Built in 1778 under the direction of Lt. Colonel Louis Antoine Cambray-Digny, a French engineer, who directed the construction of Fort McIntosh as chief engineer. Located near the former site of King Beaver's Town, an important Delaware native town at the junction of the Ohio River and the Beaver River. The fort was constructed as a 50-yard square stockade with four bastions on a site that was 130 feet above the river. It was initially armed with one gun in each bastion, increased by 1785 to six guns total.
Fort McIntosh became the first United States Army post (except for small detachments at West Point and Fort Pitt) after the end of the revolution. The first American regiment was garrisoned at Fort McIntosh between 1784 and 1785 under the command of Lt. Colonel Josiah Harmar.

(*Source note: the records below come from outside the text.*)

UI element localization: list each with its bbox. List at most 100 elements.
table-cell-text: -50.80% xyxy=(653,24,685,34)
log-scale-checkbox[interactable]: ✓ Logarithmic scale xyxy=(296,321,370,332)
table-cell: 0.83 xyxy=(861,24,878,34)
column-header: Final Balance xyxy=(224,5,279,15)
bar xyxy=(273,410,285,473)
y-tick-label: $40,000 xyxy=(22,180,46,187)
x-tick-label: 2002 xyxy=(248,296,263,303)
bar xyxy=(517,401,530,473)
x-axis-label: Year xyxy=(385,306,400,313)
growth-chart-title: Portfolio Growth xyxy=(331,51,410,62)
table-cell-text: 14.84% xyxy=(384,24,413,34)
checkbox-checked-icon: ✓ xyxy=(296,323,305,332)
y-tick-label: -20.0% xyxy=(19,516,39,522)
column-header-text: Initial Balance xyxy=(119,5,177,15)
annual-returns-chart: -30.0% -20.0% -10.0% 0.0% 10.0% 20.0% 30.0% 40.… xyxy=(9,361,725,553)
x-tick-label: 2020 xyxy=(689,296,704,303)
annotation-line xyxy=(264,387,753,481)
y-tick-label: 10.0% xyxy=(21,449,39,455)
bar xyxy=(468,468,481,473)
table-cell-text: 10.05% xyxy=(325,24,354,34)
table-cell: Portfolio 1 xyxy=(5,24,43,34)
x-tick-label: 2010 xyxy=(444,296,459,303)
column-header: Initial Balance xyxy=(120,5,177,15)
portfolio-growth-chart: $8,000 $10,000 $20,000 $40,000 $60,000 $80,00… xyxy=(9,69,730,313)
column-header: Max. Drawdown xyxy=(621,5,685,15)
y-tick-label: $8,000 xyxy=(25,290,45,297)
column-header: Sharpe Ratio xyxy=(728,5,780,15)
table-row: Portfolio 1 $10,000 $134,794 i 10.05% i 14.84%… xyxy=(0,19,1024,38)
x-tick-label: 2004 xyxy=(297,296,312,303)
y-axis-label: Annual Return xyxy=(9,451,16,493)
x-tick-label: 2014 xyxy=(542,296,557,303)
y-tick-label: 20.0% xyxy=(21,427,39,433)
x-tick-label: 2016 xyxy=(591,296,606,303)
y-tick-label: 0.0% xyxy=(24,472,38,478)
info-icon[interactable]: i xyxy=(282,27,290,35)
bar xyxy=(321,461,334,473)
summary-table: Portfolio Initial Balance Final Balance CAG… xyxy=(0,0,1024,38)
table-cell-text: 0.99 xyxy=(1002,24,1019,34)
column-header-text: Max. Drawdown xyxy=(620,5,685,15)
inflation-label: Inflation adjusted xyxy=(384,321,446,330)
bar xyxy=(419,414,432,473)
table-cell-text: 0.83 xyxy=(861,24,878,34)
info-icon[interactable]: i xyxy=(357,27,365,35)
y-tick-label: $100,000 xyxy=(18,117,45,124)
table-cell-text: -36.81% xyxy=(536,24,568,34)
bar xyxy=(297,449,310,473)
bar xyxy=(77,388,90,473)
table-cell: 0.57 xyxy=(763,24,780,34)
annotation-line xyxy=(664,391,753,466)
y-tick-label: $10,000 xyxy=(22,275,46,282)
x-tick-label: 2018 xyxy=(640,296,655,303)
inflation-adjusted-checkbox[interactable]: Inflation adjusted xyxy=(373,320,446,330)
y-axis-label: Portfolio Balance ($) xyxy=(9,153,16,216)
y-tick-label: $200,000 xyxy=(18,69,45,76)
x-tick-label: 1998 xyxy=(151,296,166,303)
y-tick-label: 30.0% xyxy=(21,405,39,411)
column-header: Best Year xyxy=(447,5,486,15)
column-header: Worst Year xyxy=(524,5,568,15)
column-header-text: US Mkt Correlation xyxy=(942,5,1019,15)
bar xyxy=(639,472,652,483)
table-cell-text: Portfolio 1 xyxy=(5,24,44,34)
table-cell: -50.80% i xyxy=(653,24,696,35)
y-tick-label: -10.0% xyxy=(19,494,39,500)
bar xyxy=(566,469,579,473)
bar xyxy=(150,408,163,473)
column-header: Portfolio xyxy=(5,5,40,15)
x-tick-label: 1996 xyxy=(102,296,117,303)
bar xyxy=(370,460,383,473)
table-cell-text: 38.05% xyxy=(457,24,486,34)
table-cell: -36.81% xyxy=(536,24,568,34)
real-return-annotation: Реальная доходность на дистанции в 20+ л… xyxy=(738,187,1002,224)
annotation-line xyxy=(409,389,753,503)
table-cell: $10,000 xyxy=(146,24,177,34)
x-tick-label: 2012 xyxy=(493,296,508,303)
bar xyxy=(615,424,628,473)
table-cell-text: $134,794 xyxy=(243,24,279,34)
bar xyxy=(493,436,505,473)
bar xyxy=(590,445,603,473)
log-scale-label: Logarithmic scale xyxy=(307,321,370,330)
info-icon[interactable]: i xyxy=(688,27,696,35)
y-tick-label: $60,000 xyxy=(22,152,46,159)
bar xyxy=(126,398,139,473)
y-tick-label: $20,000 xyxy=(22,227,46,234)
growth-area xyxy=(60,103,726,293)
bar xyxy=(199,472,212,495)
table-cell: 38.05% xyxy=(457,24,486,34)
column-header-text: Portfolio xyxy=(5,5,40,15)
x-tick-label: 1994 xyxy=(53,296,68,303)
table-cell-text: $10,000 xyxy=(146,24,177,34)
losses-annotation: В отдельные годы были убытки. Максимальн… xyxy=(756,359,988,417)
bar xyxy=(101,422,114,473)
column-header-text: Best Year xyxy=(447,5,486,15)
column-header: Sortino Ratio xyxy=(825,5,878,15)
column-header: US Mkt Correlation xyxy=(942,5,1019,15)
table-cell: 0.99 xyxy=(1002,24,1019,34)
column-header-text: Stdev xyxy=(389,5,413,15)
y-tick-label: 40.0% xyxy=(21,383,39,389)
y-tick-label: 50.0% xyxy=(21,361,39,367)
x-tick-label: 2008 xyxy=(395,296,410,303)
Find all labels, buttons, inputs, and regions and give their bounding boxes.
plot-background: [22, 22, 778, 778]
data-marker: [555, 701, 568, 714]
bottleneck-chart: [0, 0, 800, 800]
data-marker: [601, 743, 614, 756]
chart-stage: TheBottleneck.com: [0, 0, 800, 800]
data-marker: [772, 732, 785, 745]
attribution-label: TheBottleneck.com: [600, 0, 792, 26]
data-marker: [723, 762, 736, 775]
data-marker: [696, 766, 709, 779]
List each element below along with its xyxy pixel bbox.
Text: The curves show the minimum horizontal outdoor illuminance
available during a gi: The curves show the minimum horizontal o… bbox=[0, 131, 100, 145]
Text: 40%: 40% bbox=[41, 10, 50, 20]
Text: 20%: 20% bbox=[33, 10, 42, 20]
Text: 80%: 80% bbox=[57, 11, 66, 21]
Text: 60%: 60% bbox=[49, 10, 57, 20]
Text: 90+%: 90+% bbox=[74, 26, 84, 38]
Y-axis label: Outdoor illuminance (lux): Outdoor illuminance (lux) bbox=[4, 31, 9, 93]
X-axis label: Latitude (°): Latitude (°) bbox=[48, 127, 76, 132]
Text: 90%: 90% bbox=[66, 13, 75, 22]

The Treaty of Fort McIntosh was signed here in January 1785. Over 400 chiefs and warriors of the Delaware, Wyandot, Chippewa and Ottawa tribes met at Fort McIntosh with the American Treaty Commissioners George Rogers Clark, Richard Butler and Arthur Lee. The tribes surrendered all future claims to the lands north of the Ohio River. This made possible the settlement of Western Pennsylvania and Northwestern Ohio.
Abandoned as a fortification in 1788 as the frontier moved further west.
Site excavated in 1974. A memorial plaza and eight assorted historical markers.